Il était une voix
Chaque matin, lorsque je m’apprête à recevoir les patients qui, tout au long de la journée, viendront confier à nos échanges les enjeux de leur vie, je me sens à la fois privilégiée et investie d’une authentique responsabilité.

Dans la concentration précédant cette tâche que j’aime profondément, je cherche les axes d’harmonie avec ce monde, extérieur comme intérieur, dont il faut saisir les lois pour pouvoir y être libre et y éprouver sa propre valeur.
Le savoir scientifique nous permet de connaître, comprendre, appliquer les lois de l’univers, de sorte que nous soyons en mesure d’œuvrer dans le monde physique, du simple quotidien au voyage dans l’espace. De même, une psychanalyse nous invite à reconnaître, discerner, mettre en mouvement certaines des lois invisibles régissant le fonctionnement de l’esprit, afin que nous puissions réaliser notre vision, notre version de l’existence humaine.
Ainsi, chaque jour, je travaille avec mes patients au devenir qu’ils désirent pour leur vie. Ce qu’ils désirent alléger ou guérir. Ce qu’ils désirent être, avoir et accomplir. Souvent ces derniers mois, c’est grâce à mon livre La Vie augmentée que ces patients m’ont fait l’honneur de me choisir pour incarner leur psychanalyste et les guider dans cette réalisation.

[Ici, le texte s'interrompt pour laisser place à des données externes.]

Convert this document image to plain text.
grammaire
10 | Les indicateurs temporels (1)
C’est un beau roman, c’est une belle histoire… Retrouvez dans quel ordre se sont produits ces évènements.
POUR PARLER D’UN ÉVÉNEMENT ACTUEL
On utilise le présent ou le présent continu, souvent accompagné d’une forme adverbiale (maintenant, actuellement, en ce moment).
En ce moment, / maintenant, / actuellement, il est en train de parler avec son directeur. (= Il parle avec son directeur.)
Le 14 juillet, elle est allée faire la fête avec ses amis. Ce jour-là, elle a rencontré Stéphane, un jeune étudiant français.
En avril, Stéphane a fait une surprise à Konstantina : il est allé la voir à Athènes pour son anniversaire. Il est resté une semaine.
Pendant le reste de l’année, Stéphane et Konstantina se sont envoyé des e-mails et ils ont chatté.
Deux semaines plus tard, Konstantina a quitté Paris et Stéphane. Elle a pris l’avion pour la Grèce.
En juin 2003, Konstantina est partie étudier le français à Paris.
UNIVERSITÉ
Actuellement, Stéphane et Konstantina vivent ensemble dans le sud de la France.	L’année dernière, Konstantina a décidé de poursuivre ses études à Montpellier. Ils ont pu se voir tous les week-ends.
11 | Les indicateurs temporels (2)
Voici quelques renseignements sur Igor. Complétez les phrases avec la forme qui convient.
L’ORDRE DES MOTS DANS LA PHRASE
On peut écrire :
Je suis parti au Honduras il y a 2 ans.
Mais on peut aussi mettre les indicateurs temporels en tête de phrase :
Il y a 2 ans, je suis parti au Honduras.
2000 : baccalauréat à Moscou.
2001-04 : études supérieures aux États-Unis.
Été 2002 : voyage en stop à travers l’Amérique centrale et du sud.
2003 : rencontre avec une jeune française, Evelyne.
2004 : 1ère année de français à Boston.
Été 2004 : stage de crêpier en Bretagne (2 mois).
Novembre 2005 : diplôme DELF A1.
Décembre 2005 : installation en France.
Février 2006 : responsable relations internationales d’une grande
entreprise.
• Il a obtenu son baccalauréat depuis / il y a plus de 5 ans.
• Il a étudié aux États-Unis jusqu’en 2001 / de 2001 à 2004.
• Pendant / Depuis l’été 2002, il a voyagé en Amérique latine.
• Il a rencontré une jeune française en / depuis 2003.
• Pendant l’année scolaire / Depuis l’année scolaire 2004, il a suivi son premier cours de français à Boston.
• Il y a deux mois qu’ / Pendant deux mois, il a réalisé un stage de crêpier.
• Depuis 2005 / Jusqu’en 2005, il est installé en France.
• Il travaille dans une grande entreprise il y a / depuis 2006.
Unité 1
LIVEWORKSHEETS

Leur écho, chaque fois singulier, à ce livre, m’a donné l’idée d’en extraire l’essentiel pour vous sur cette page, à la lumière de leur regard. Tous les quinze jours, j’en choisirai un extrait, qui me donnera aussi l’occasion de m’adresser à vous au plus près de mon expérience de l’instant et de «l’air du temps», celui des femmes et des hommes que j’écoute intensément.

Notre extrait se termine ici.